Fluffy and stackable flourless pancakes that will impress all of your gluten-free guests! So easy, only a few ingredients and about 15-20 minutes to make! Doesn’t get better than that for this show-stopping breakfast dish!
Full disclosure, I LOVE pancakes!!!! When I was pregnant with both of my kids, I found any excuse to eat pancakes in any form. To me it is an indulgence and with a nice hot cup of coffee, the perfect start to your day. Especially around the holidays, when it’s cold outside and you want something to warm your heart and bring big smiles to your friends and family. Well here is the perfect recipe! Your gluten-free and even non-gluten free friends and family will go nuts over these with very little effort on your part. I actually made these in only a few steps, in minutes with a handful of ingredients that I always have on hand.
I was inspired, by my sister and her husband who are visiting for the holidays. They are gluten-free, so I have been trying my hand at adapting my recipes so they can enjoy them as well and this on came out incredible!!!! The strawberry maple sauce brought them to a whole new level and made them look and taste gourmet.
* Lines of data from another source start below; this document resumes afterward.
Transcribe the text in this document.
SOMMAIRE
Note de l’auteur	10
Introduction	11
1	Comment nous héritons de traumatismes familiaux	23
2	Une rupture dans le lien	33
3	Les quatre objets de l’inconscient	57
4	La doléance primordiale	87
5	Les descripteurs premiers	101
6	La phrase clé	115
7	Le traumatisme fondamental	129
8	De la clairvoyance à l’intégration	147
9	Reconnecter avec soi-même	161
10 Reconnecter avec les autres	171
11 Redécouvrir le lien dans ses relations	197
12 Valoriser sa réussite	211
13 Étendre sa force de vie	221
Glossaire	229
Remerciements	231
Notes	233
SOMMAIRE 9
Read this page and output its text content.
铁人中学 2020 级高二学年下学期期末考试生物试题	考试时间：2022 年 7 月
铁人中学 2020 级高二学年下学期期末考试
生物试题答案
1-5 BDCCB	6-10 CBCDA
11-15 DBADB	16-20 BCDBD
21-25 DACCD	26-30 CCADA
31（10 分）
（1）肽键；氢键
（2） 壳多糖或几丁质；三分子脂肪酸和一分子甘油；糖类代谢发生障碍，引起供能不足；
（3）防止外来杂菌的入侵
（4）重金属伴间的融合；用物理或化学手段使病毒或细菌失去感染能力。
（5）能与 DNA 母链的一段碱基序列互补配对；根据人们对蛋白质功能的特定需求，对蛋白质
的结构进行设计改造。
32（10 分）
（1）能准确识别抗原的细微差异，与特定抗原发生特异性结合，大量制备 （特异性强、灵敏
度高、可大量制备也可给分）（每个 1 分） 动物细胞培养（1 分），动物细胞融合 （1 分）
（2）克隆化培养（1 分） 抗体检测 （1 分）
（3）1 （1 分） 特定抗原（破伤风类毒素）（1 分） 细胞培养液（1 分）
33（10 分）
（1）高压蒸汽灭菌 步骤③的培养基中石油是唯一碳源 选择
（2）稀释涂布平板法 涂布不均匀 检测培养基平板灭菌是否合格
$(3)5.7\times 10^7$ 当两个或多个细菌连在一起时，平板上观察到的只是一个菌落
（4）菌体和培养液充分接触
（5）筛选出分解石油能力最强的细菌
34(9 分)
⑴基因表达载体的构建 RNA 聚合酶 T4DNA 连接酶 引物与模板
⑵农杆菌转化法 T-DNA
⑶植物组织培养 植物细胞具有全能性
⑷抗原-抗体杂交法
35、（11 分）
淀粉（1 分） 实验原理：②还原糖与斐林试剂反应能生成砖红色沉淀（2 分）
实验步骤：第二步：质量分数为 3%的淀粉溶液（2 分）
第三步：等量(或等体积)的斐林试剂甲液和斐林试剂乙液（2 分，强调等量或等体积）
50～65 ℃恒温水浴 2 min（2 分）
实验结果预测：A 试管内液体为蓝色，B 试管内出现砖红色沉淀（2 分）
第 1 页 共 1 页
Here is how I made these delectable pancakes
First, I added ripe bananas, eggs and almond butter to my food processor. Yes, just those three ingredients! Pretty amazing!
Next I simply dropped them onto my heated griddle and let them cook away. I used a 1/4 cup measuring cup so they were all the same size.
As the pancakes were cooking, I got started on the strawberry sauce. So easy! I just chopped up some fresh strawberries and added them to a pot with water and maple syrup. I let them simmer for about 8-10 minutes and then added the mixture to a blender to smooth it out. OMG! So sweet and tangy. It was perfection!
Then I stacked my pancakes, added a few slices of banana and topped them with a nice drizzle of the strawberry sauce and some chopped pecans. I mean, they were EVERYTHING!!!
- 2 ripe medium bananas
- 3/4 cup almond butter
- 2 eggs
- 1 tablespoon ground cinnamon (optional)
- 1 cup sliced strawberries
- 1/4 cup maple syrup
- 1/2 cup of water
- Place all ingredients into a food processor and pulse until they reach pancake batter consistency.
- Heat up a skillet or griddle with butter or cooking spray and drop the pancake batter onto the griddle using a quarter cup measuring cup. Mine made about 12. Cook until bubbles start to form on the top and then flip over to finish cooking (about 2 minutes per side). Place on a plate, while you get your sauce ready.
- Add all ingredients to a small saucepan and heat on the stove to medium-high heat for about 8-20 minutes, until it starts to bubble and the strawberries begin to breakdown.
- Remove from heat, cool for a couple minutes and then place into a belnder and blend until smooth.
- Pour the sauce over your pancaked and devour!